Carver’s “For Tess”

At times I find myself wishing that Carver’s poetry was more lyrical than it is. In fact, at times the poems seem more like really short short stories than poems. Not having read his short stories, I wonder if I shouldn’t find at least one volume of them and see whether I prefer them to his poems.

Often I find myself unable to relate to the subject of his poems, particularly those related to his alcoholic background. However, when I find a poem that I can relate to, and there are several, it often seems quite moving, like this one:

FOR TESS

Out on the Strait the water is whitecapping
As they say here. It’s rough and I’m glad
I’m not out. Glad I fished all day
on Morse Creek, casting a red Daredevil back
and forth. I didn’t catch anything. No bites
even, not one. But it was okay. It was fine!
I carried your dad’s pocketknife and was followed

for awhile by a dog its owner called Dixie.
At times I felt so happy I had to quit
fishing. Once I lay on the bank with my eyes closed,
listening to the sound the water made,
and to the wind in the tops of the trees. The same wind
that blows out on the Strait, but a different wind, too.
For awhile I even let myself imagine that I had died –
and that was all right, at least for a couple
of minutes, until it really sank in: Dead.
As I was laying there with my eyes closed,
just after I’d imagined what it might be like
if in fact I never got up again, I thought of you.
I opened my eyes then and got right up
and went back to being happy again
I’m grateful to you, you see. I wanted to tell you.

I don’t fish anymore, but I’ve spent much of my life near the Sound and instinctively respond to his descriptions of it. I’ve certainly fished enough to know that it isn’t always the number of fish you catch that determines whether the day was enjoyable or not. Carver’s an astute observer, and details, like “your dad’s pocketknife” and “Dixie” add depth to the poem, making his happiness seem convincing.

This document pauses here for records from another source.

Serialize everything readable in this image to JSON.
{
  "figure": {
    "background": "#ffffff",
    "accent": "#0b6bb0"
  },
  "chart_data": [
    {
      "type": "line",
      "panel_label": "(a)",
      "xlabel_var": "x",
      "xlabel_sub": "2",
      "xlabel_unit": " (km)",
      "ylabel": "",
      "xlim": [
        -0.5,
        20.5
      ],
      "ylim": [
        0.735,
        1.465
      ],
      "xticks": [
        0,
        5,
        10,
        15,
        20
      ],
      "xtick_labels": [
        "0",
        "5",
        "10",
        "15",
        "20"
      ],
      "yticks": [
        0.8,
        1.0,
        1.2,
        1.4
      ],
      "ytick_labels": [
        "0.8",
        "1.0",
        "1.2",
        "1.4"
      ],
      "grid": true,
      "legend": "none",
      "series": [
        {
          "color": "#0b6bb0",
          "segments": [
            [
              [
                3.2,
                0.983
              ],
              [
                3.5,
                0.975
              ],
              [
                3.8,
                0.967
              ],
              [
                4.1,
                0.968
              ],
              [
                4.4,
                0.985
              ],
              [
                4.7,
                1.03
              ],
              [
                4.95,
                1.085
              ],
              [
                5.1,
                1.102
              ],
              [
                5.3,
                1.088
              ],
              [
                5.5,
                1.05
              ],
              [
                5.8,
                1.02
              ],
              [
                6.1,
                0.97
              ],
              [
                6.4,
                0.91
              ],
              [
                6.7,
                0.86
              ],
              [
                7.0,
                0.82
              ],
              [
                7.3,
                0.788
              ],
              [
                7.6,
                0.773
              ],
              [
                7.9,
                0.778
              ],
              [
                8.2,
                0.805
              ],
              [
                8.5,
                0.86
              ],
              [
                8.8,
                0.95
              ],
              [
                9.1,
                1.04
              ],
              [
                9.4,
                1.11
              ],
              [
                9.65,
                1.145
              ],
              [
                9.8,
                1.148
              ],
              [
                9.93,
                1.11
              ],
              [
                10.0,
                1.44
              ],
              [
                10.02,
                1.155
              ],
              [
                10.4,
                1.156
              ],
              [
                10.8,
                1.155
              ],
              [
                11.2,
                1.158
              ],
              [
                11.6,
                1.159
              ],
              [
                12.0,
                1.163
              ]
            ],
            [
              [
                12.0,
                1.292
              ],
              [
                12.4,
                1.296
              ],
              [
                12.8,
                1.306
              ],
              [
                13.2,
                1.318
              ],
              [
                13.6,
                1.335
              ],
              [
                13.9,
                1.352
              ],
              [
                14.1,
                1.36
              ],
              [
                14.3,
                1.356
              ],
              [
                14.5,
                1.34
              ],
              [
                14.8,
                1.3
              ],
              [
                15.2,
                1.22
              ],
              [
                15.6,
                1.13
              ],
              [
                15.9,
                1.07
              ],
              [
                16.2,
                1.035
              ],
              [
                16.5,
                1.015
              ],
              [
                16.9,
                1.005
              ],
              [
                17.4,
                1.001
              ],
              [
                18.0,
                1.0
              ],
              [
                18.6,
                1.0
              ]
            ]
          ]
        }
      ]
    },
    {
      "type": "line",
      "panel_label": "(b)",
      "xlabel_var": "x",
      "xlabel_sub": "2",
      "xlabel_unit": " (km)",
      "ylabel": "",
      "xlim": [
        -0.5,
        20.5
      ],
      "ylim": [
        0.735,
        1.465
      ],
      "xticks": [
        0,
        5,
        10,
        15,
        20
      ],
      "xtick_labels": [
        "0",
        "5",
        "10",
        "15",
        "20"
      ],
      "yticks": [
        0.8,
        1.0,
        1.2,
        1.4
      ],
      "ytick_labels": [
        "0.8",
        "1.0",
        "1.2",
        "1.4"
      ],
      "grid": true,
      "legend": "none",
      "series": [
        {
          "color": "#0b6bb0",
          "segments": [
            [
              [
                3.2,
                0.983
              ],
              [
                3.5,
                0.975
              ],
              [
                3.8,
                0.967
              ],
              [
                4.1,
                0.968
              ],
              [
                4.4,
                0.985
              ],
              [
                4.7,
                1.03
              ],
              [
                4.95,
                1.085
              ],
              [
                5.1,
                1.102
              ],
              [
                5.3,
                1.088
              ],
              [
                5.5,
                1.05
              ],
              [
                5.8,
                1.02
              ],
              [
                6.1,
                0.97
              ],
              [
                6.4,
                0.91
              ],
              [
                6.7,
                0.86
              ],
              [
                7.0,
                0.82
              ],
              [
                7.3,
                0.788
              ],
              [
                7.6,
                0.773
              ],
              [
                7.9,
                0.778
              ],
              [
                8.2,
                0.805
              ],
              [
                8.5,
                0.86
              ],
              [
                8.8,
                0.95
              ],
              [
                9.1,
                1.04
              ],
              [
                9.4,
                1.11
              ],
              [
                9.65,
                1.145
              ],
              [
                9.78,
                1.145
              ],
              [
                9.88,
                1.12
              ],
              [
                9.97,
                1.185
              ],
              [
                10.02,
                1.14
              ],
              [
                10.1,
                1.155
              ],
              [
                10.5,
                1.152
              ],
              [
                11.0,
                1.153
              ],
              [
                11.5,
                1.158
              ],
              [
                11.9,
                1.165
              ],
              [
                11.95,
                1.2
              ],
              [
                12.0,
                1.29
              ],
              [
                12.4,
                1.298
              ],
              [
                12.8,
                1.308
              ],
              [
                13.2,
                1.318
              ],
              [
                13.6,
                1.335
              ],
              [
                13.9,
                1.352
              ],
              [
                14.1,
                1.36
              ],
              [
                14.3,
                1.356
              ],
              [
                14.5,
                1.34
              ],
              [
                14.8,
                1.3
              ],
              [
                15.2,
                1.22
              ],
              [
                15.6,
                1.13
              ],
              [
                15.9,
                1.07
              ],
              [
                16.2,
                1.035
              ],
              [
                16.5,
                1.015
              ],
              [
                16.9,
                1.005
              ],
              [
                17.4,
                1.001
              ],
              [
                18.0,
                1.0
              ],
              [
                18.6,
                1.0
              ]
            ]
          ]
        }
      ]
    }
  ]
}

I don’t often imagine myself dead, though I did right after twice being diagnosed with cancer, but I know that imagining, or anticipating, your own death makes you grateful for every moment you’re alive. At such moments happiness seems even more precious than usual. And I suppose we really should tell others that being around them makes us happy, but I’d probably need to write a poem in order to be able to do that.

5 thoughts on “Carver’s “For Tess””

  1. I met Tess Gallagher on a few occasions as a grad student in 1985 in the faculty mailroom at Padelford Hall. I had financial aid which meant I had to work something like eight hours a week for sixteen dollars an hour doing mostly menial work that the departmental secretaries found tedious or time consuming. I learned to use a mimeo and a few other office machines and distributed flyers and circulars to the departmental mailboxes. Tess had a class she was teaching twice a week on writing screenplays, and would check her mailbox on her way to class at a time when I was usually filing flyers. Quite affable, and notable in a building where most people lived wholly inside their heads.

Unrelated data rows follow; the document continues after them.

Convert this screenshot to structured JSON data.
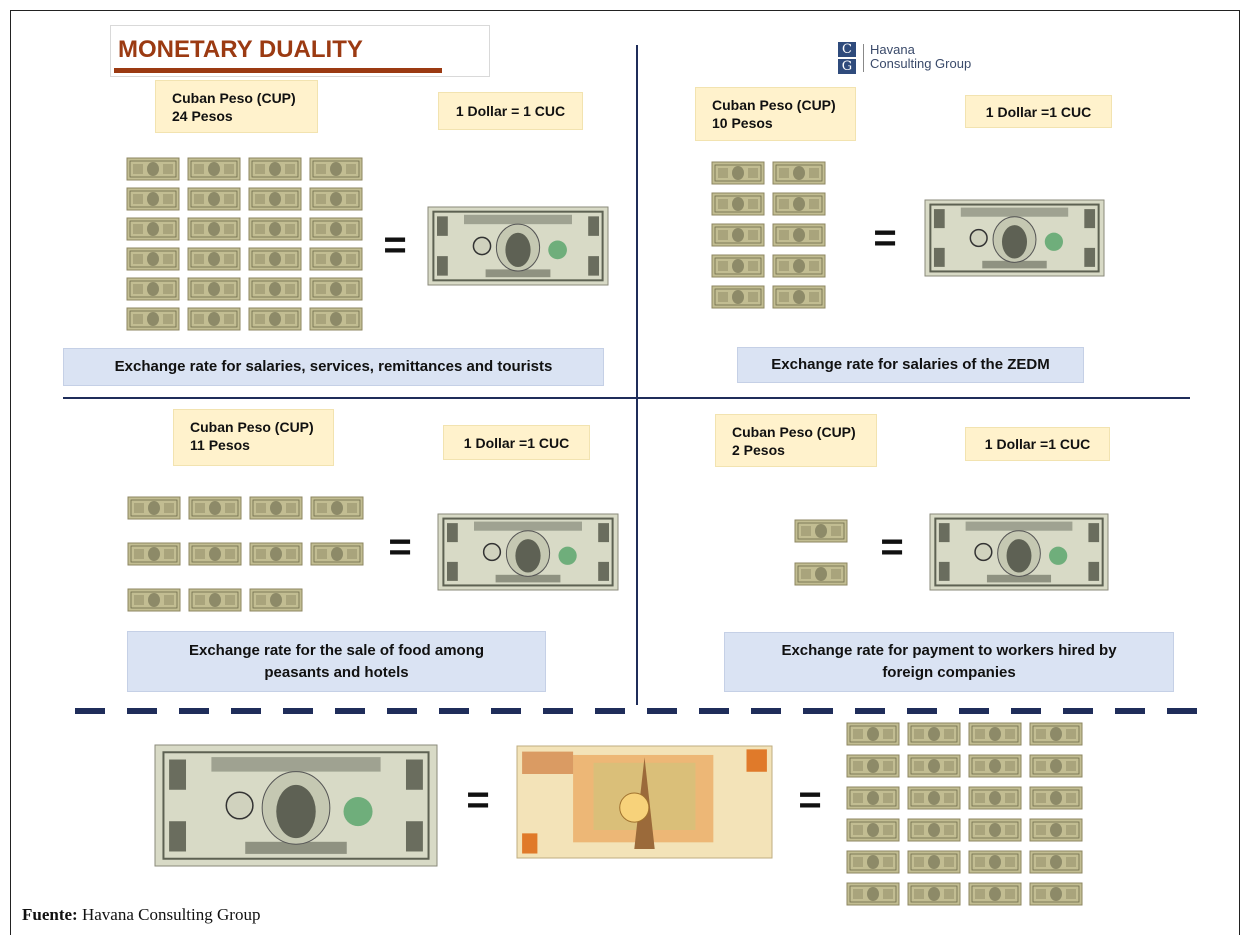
{
  "header": {
    "title": "MONETARY DUALITY",
    "logo": {
      "mark": [
        "C",
        "G"
      ],
      "line1": "Havana",
      "line2": "Consulting Group"
    }
  },
  "quadrants": [
    {
      "currency": "Cuban Peso (CUP)",
      "amount": "24 Pesos",
      "rate": "1 Dollar = 1 CUC",
      "equals": "=",
      "caption": [
        "Exchange rate for salaries, services, remittances and tourists"
      ]
    },
    {
      "currency": "Cuban Peso (CUP)",
      "amount": "10 Pesos",
      "rate": "1 Dollar =1 CUC",
      "equals": "=",
      "caption": [
        "Exchange rate for salaries of the ZEDM"
      ]
    },
    {
      "currency": "Cuban Peso (CUP)",
      "amount": "11 Pesos",
      "rate": "1 Dollar =1 CUC",
      "equals": "=",
      "caption": [
        "Exchange rate for the sale of food among",
        "peasants and hotels"
      ]
    },
    {
      "currency": "Cuban Peso (CUP)",
      "amount": "2 Pesos",
      "rate": "1 Dollar =1 CUC",
      "equals": "=",
      "caption": [
        "Exchange rate for payment to workers hired by",
        "foreign companies"
      ]
    }
  ],
  "bottom": {
    "equals": [
      "=",
      "="
    ]
  },
  "footer": {
    "label": "Fuente:",
    "source": "Havana Consulting Group"
  }
}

  2. Loren: From personal experience, I understand exactly what you say about thinking about death. It’s too close to the bone for me to say more at the moment.

    As for Carver’s short stories, in a way, they ARE poems, IMO. WEll worth reading.

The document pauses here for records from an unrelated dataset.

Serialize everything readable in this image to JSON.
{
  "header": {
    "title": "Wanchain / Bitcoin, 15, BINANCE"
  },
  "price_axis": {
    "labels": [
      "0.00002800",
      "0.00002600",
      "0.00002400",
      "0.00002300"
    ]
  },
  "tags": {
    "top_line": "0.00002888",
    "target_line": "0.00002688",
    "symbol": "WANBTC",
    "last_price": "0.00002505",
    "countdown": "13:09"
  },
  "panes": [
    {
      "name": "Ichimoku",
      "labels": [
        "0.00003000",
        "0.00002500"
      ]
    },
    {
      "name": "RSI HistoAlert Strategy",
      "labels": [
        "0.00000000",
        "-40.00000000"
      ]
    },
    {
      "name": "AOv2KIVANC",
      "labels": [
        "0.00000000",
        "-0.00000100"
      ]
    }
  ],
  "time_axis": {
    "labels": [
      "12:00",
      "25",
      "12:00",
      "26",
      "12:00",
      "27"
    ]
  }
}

  3. “At times I felt so happy I had to quit fishing.”

    When I first read Raymond Carver’s poetry in the early 1990s, it had been a long time since I had felt any sustained happiness. His poems in the spirit of “For Tess” were lifelines for me, putting me back in touch with the feeling of being extraordinarily glad to be alive and having someone to share that with.

  4. Hi,

    I have just stumbled across your piece whilst looking for somewhere i could find this poem written down. It seems it is more than eight years since you wrote this. I hope you have since discovered Carver’s short stories; that your life has been enhanced, that you love them as much as i do.